Well, WOFF is a new font standard, as you know (like truetype & opentype) but which is designed specifically for use on the web, to be embedded in HTML.
The reason this is significant; the reason you should care and the reason this development is on par with the invention of wearing underwear on the outside to save on laundry bills - is because the ability to embed fonts enables the using of fonts that may not be on the client's system. And WOFF fonts are optimised for this task.
So, while web sites have been limited to a small number of web safe fonts (eg Tahoma,Arial), with the new CSS rule font-face, the browser can now download a font and use it.
This may just sound like something for shandy-sipping, turtleneck-wearing designer-types - however, in some cases it's essential... like when an OS doesn't have a Japanese font, for example, and the web site has text in Japanese.
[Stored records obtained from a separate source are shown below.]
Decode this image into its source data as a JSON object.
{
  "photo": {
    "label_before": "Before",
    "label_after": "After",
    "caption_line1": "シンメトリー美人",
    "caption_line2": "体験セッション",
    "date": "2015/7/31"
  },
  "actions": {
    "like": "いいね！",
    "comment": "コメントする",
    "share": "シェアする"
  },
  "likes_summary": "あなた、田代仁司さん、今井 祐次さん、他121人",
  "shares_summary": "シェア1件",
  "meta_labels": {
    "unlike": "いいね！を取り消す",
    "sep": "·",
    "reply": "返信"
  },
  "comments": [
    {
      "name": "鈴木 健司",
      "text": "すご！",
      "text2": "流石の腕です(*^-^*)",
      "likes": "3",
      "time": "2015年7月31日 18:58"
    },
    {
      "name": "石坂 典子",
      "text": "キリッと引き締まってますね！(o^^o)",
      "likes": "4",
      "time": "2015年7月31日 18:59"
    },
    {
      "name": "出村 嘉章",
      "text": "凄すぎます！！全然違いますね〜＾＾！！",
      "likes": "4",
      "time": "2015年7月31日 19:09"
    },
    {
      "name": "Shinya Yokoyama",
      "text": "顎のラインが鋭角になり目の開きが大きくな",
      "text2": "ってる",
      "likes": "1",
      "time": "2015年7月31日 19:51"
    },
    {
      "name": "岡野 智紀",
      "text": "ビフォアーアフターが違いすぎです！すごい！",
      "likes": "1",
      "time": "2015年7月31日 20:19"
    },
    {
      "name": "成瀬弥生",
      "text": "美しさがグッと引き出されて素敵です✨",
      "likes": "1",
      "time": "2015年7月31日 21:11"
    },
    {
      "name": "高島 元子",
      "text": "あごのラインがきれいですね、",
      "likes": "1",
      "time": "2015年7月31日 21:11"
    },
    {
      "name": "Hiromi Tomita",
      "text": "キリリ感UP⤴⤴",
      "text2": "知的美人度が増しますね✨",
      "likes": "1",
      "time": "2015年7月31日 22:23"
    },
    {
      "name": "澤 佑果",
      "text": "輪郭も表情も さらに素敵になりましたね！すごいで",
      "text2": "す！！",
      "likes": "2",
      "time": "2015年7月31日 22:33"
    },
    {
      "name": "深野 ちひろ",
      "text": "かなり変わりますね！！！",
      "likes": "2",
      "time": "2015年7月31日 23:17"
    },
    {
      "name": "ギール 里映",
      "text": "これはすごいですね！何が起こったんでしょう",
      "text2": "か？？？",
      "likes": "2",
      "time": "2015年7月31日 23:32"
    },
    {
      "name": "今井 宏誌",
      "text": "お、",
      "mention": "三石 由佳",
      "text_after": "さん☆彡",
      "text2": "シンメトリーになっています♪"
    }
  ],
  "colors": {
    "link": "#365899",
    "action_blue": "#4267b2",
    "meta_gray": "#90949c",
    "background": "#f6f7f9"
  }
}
This situation is ordinarily a dead-end, no-show.
WOFF format is the bees-knees for downloadable fonts, for 2 main reasons:
WOFF is compressed - smaller download sizes compared with raw TrueType or OpenType fonts. No need to manually gzip files or have the server do it
WOFF contains information that allows you to see where the font came from – without DRM – which has support from font creators
So,
Do we need it? Yes. We need another font system to cater for the need to compress and identify a font & work with embedding in web pages.
When? You would use WOFF in all cases when embedding web fonts (assuming browser support is ubiquitous)
Why? We wouldn't just stick to the existing ones because they are not compressed and can't be identified properly and cannot progress with the embeddable concept and are therefore not as suitable for the job.